Outro desafio significativo para essa tecnologia consiste na privacidade de dados, especialmente para as empresas. A IA generativa é continuamente treinada com dados, e cada input de dados pode ser usado para gerar novos conteúdos no futuro se um determinado padrão for identificado, potencialmente causando vazamento de dados sensíveis. Devido a essa preocupação, várias empresas proibiram o uso do ChatGPT e outros tipos de IA generativa. A Samsung está entre as empresas que adotaram essa postura, motivada pelo vazamento de dados sensíveis após alguns funcionários utilizarem o ChatGPT. Isso levou as corporações a reconsiderarem a adoção da IA Generativa, dificultando a utilização dessas ferramentas em processos que poderiam se tornar mais eficientes com o uso dessa tecnologia. Para resolver esses problemas, soluções estão a ser desenvolvidas para permitir que as organizações usem os seus próprios modelos privados de IA generativa, treinados com dados específicos e focados na solução de problemas particulares.

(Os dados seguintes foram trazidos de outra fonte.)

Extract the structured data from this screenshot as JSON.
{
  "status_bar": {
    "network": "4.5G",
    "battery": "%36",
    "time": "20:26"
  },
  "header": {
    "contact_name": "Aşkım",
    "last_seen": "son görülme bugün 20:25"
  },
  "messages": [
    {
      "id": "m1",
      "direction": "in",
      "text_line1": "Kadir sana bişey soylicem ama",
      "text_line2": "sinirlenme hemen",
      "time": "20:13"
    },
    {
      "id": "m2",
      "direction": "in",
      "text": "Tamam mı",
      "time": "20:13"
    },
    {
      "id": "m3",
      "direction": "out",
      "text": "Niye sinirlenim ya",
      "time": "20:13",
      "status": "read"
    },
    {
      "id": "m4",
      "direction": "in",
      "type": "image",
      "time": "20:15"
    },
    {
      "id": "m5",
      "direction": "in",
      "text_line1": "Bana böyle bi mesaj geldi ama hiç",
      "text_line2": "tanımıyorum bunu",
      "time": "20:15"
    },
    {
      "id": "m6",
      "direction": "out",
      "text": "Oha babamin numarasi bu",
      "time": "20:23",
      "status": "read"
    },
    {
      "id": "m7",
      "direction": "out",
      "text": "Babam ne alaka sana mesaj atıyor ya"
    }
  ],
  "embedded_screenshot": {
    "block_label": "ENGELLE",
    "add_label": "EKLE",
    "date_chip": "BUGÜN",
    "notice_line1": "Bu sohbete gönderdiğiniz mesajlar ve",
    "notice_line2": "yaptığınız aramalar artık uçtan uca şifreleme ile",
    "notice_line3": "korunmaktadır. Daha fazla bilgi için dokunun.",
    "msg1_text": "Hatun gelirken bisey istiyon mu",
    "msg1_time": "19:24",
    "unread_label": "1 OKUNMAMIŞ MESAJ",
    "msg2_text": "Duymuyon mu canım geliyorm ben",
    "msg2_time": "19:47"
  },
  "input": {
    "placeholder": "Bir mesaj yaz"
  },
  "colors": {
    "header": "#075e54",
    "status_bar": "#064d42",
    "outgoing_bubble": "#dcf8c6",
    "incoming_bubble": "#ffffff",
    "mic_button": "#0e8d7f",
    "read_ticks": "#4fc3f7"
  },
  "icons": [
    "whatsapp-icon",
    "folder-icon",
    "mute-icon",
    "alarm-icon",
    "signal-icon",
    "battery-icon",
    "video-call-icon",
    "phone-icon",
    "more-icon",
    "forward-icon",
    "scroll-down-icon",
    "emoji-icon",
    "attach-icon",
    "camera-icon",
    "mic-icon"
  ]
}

Por fim, o acesso ao hardware e os seus custos associados representam um problema significativo para o mercado de IA generativa. O treinamento e a execução de modelos de IA generativa exigem um poder computacional substancial, com as GPUs desempenhando um papel crucial na aceleração da análise e processamento de dados. A procura elevada e o rápido crescimento do mercado fizeram com que a indústria de hardware ficasse para trás, resultando numa escassez de chips e desacelerando o desenvolvimento dos modelos de IA generativa.
Atualmente, a Nvidia é a maior fornecedora de hardware para IA detendo 60-70% do mercado global de GPUs. No 4Q23, a empresa reportou vendas de GPUs para data centers de US$ 18,4 bilhões, refletindo um notável crescimento anual de 409%. Apesar de não ser um setor tão novo, o rápido crescimento também criou uma escassez de profissionais qualificados, já que essa tecnologia requer conhecimentos avançados em computação de alto desempenho e deeptech.
A pergunta de um milhão de dólares aqui é como gerir a procura energética da IA. As GPUs exigem uma quantidade enorme de energia para treinar os modelos, e estima-se que a energia necessária para tarefas de IA esteja acelerando com uma taxa de crescimento anual entre 26% e 36%. Até 2028, a IA poderia estar usando mais energia do que todo o país da Islândia usou em 2021. Em um momento em que a sustentabilidade é uma das principais questões mundiais e a IA é uma das tecnologias mais revolucionárias já criadas, alinhar ambas é essencial para o futuro da humanidade.